As for the history of the issue, the U.S. and USSR medium-range ballistic missiles have much in common in design and exploitation. The principal difference is that the USSR missiles were based on the territory of the country posing no threat to the USA. And the US missiles were placed on the territory of the European countries and in Turkey. They were able to strike the European part of Russia.
Nikita Khruchev upset such a disbalance by accepting the operation "Anadyr" plan which allowed the 51st missile division to be secretly transported to Cuba. The division had a special organization including five regiments. Three of them had 8 ballistic missile launchers R-12, and two of them had 8 R-14 each. All in all 36 R-12 and 24 R-14 were to be delivered in Cuba. The R-12 had a maximum range of 2,000 km, and the R-14 had a range up to 3,600 km.

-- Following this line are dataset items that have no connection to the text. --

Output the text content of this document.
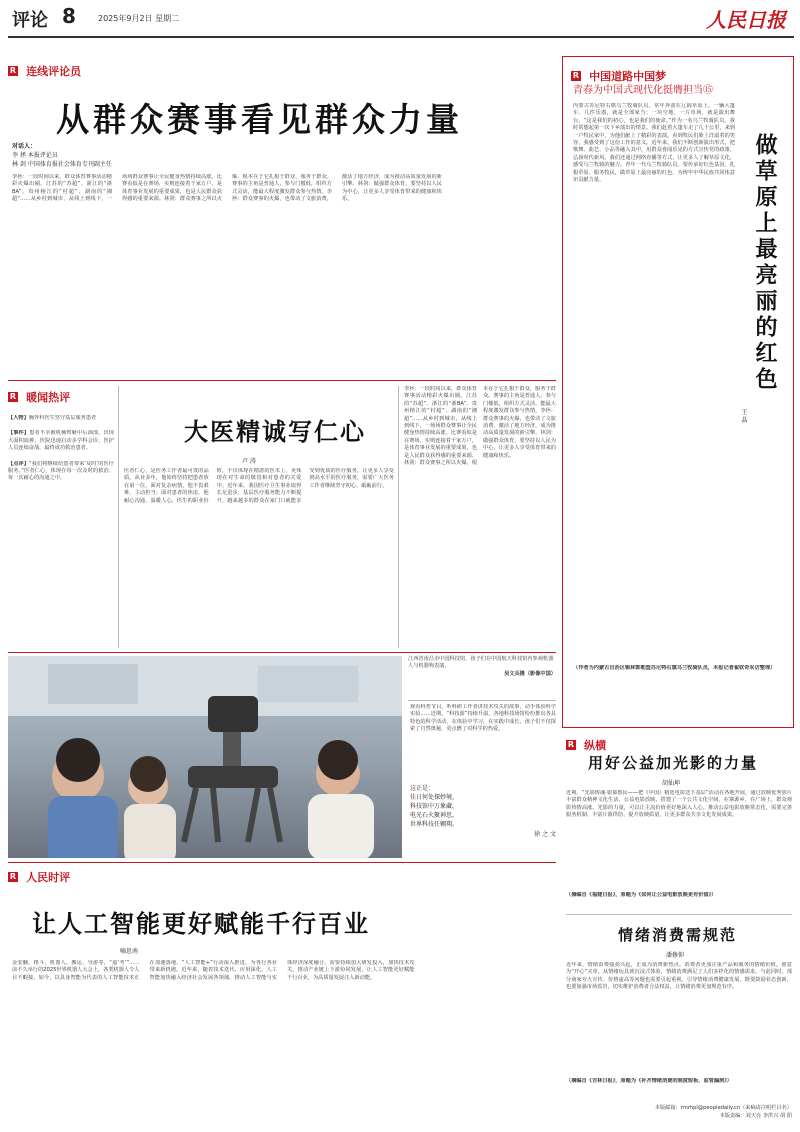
评论 8	2025年9月2日 星期二	人民日报
R 连线评论员
从群众赛事看见群众力量
对话人：
李 拯 本报评论员
林 剑 中国体育报社会体育专刊副主任
李拯：一段时间以来，群众体育赛事活动精彩火爆出圈。江苏的“苏超”、浙江的“浙BA”、贵州榕江的“村超”、湖南的“湘超”……从乡村到城市，从线上到线下，一场场群众赛事让全民健身热情持续高涨。比赛看似是在赛场，实则连接着千家万户，是体育事业发展的重要成果，也是人民群众获得感的重要来源。林剑：群众赛事之所以火爆，根本在于它扎根于群众，服务于群众。赛事的主角是普通人，参与门槛低，组织方式灵活，能最大程度激发群众参与热情。李拯：群众赛事的火爆，也带动了文旅消费，激活了地方经济，成为推动高质量发展的新引擎。林剑：做强群众体育，要坚持以人民为中心，让更多人享受体育带来的健康和快乐。
R 暖闻热评
【人物】胸外科医生坚守基层服务患者
【事件】患者不幸被机械臂砸中后颈部，出现大面积血肿，医院迅速启动多学科会诊，医护人员连续奋战，最终成功救治患者。
【点评】“我们将继续给患者带来‘及时’的医疗服务。”医者仁心，体现在每一次及时的救治、每一次耐心的沟通之中。
大医精诚写仁心
卢 涛
医者仁心，是医务工作者最可贵的品质。从业多年，他始终坚持把患者放在第一位。面对复杂病情，他不畏艰难，主动担当；面对患者的焦虑，他耐心沟通，温暖人心。医生的职业价值，不仅体现在精湛的医术上，更体现在对生命的敬畏和对患者的关爱中。近年来，我国医疗卫生事业取得长足进步，基层医疗服务能力不断提升，越来越多的群众在家门口就能享受到优质的医疗服务。让更多人享受到高水平的医疗服务，需要广大医务工作者继续坚守初心、砥砺前行。
李拯：一段时间以来，群众体育赛事活动精彩火爆出圈。江苏的“苏超”、浙江的“浙BA”、贵州榕江的“村超”、湖南的“湘超”……从乡村到城市，从线上到线下，一场场群众赛事让全民健身热情持续高涨。比赛看似是在赛场，实则连接着千家万户，是体育事业发展的重要成果，也是人民群众获得感的重要来源。林剑：群众赛事之所以火爆，根本在于它扎根于群众，服务于群众。赛事的主角是普通人，参与门槛低，组织方式灵活，能最大程度激发群众参与热情。李拯：群众赛事的火爆，也带动了文旅消费，激活了地方经济，成为推动高质量发展的新引擎。林剑：做强群众体育，要坚持以人民为中心，让更多人享受体育带来的健康和快乐。
江西省南昌市中国科技馆，孩子们在中国航天科技馆内参观机器人与机器狗表演。
吴文兵摄（影像中国）
观看科普节目，听科研工作者讲技术攻关的故事，动手体验科学实验……近期，“科技游”持续升温，各地科技场馆纷纷推出各具特色的科学活动。在体验中学习，在实践中成长，孩子们不仅探索了自然奥秘，更点燃了对科学的热爱。
这正是：
佳日何处探妙境，
科技馆中万象藏。
电光石火聚神思，
世界科技任翱翔。
徐 之 文
R 人民时评
让人工智能更好赋能千行百业
喻思南
金安翻，格斗，机器人、搬运，导游等，“遥‘考’”……前不久举行的2025世界机器人大会上，各类机器人令人目不暇接。如今，以具身智能为代表的人工智能技术正在加速落地，“人工智能+”行动深入推进，为各行各业带来新机遇。近年来，随着技术迭代、应用深化，人工智能加快融入经济社会发展各领域。推动人工智能与实体经济深度融合，需要持续加大研发投入，加快技术攻关，推动产业链上下游协同发展，让人工智能更好赋能千行百业，为高质量发展注入新动能。
R 中国道路中国梦
青春为中国式现代化挺膺担当⑮
内蒙古苏尼特右旗乌兰牧骑队员，常年奔波在辽阔草原上。一辆大篷车、几件乐器，就是全部家当；一块空地、一片草场，就是演出舞台。“这是我们的初心，也是我们的使命。”作为一名乌兰牧骑队员，我时常想起第一次下乡演出的情景。我们赶着大篷车走了几十公里，来到一户牧民家中，为他们献上了精彩的表演。看到牧民们脸上洋溢着的笑容，我感受到了这份工作的意义。近年来，我们不断创新演出形式，把歌舞、曲艺、小品等融入其中，用群众喜闻乐见的方式宣传党的政策，弘扬时代新风。我们还通过网络直播等方式，让更多人了解草原文化，感受乌兰牧骑的魅力。青年一代乌兰牧骑队员，要传承好红色基因，扎根草原、服务牧民，做草原上最亮丽的红色，为铸牢中华民族共同体意识贡献力量。	做草原上最亮丽的红色
王 晶
（作者为内蒙古自治区锡林郭勒盟苏尼特右旗乌兰牧骑队员，本报记者翟钦奇采访整理）
R 纵横
用好公益加光影的力量
胡仙坤
近期，“光影铸魂·银幕惠民——把《中国》精选电影送下基层”活动在各地开展，通过放映优秀影片丰富群众精神文化生活。公益电影放映，搭建了一个公共文化空间。在寨源乡，在广场上，群众观影热情高涨。光影的力量，可以让主流价值更好地深入人心。推动公益电影放映常态化，需要完善服务机制、丰富片源供给、提升放映质量，让更多群众共享文化发展成果。
（摘编自《福建日报》，原题为《如何让公益电影放映更有价值》）
情绪消费需规范
潘修仰
近年来，情绪消费强劲兴起，正成为消费新热点。消费者更加注重产品和服务的情绪价值，愿意为“开心”买单。从情绪玩具到沉浸式体验，情绪消费满足了人们多样化的情感需求。与此同时，部分商家夸大宣传、价格虚高等问题也需要引起重视。引导情绪消费健康发展，既要鼓励业态创新，也要加强市场监管，切实维护消费者合法权益，让情绪消费更加规范有序。
（摘编自《吉林日报》，原题为《补齐情绪消费的制度短板、监管漏洞》）
本版邮箱：rmrhpl@peopledaily.cn（来稿请注明栏目名）
本版责编：刘天亮 李洪兴 胡 阳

During the negotiations the USA and the USSR reached an agreement according to which the USSR withdrew the Cuban missiles, and the USA guaranteed its non-aggression against Cuba and withdrew the medium-range missiles "Jupiter" from Turkey and Italy (total 45) and "Thor" (60 pcs). In such a way, after the Cuban crisis the missiles were placed on the native lands of each country. The missiles "Thor" and "Jupiter" were storaged in the USA till 1974-1975, and R-12 and R-14 remained on combat duty.
The meaning of keeping these missiles was always different between the USA and the USSR (Russia). The USA could operate without them because of their geographic location. But that didn’t take into account the U.S. task of umbrella security and force measures for its European partners. The USSR (Russia) is in a rather different geographical and geopolitical situation than the USA. But if the southern and partially eastern USSR borders were effectively protected without the missiles augmentation, now it’s politically and practically essential thing.
"The Treaty is perpetual, but every part can withdraw from it if it proves its necessity," said former Chief of the General Staff of the Armed Forces of the Russian Federation Gen. Baluevskiy. "Now the arguments exist because a lot of countries produce and upgrade medium-range missiles, but Russia lost many missile systems having observed the Treaty."
"Now, when the U.S. Ballistic Missile Defense System elements are practically mounted in Eastern Europe and our relations with the USA and NATO are going from bad to worse because of the situation in Ukraine, the issue of renunciation of this treaty becomes more actual," said the general.
The repeated boom about Russian violations of the treaty may actually be a canny move to make a pretext for medium-range missile deployment somewhere near the Russian border. In such case the best card of the USA will be minimal time of arrival.